La IV cumbre UE / América latina ilustra de pavorosa manera hasta que punto la polución ideológica más arcaica está desbaratando, dinamitando y sembrando con odio los sucesivos proyectos de “integración”, difuntos e insepultos, profanados con nuevos proyectos en los que nadie cree pero alimentan una siniestra polvareda ideológica, destruyendo cualquier esperanza inmediata de libertad, prosperidad y bienestar común.
México y Chile negociaron con los EE.UU. relaciones comerciales que han favorecido la emergencia de zonas aisladas de crecimiento y esperanza, muy desigual. México es una gran potencia regional. Chile es una potencia ejemplar, pero económicamente modesta, con unas relaciones históricamente envenenadas con Bolivia, sometida a la “presión” amenazante del “nacionalismo revolucionario” de Hugo Chávez. Brasil es una grandísima potencia regional y mundial, “acosada” por el bonapartismo venezolano. Argentina es una gran potencia regional, con lamentables relaciones con sus “pequeños” vecinos. Mercosur está en ruinas. La Comunidad Andina de Naciones (CAN) está en cuarentena. La Santa Trinidad Anti imperialista (Chávez dixit) dice esperar que su Tratado de Comercio de los Pueblos (TCP), o la Alternativa Bolivariana para las Américas (Alba), sean “alternativas” al proyecto de gran mercado americano propuesto por Washington.
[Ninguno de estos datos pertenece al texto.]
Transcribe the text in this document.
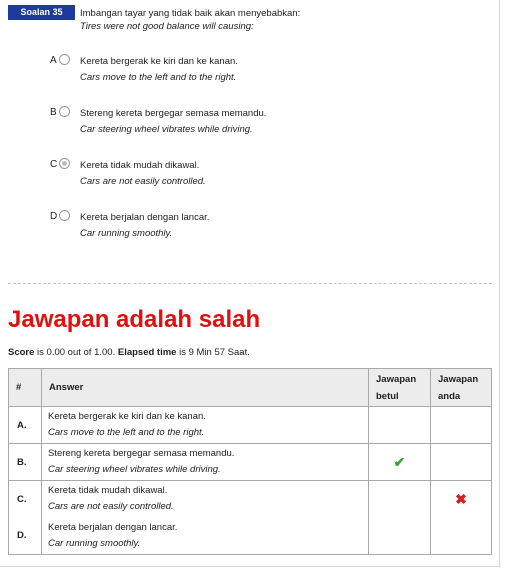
Soalan 35	Imbangan tayar yang tidak baik akan menyebabkan:
Tires were not good balance will causing:
A Kereta bergerak ke kiri dan ke kanan.
Cars move to the left and to the right.
B Stereng kereta bergegar semasa memandu.
Car steering wheel vibrates while driving.
C Kereta tidak mudah dikawal.
Cars are not easily controlled.
D Kereta berjalan dengan lancar.
Car running smoothly.
Jawapan adalah salah
Score is 0.00 out of 1.00. Elapsed time is 9 Min 57 Saat.
#	Answer	Jawapan betul	Jawapan anda
A.	Kereta bergerak ke kiri dan ke kanan.
Cars move to the left and to the right.		

B.	Stereng kereta bergegar semasa memandu.
Car steering wheel vibrates while driving.	✔	
C.	Kereta tidak mudah dikawal.
Cars are not easily controlled.		✖
D.	Kereta berjalan dengan lancar.
Car running smoothly.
Históricamente, España ha aspirado a ser algo así como “intermediaria” entre el Cono sur y Europa. Don Salvador de Madariaga todavía ejerció una cierta tarea pedagógica, explicando a unos y otros hasta que punto la miopía egoísta de Washington había favorecido la expansión de los “nacionalismos revolucionarios”, entre otro tiempo apoyados por Moscú. Ante tal “horizonte utópico”, la UE adopta una actitud de cinismo bizantino. Mientras que el pavoroso sonambulismo español quizá alimente el nihilismo social que Walter Benjamín expresaba con trágica precisión: “El progreso, eterno retorno de la catástrofe”.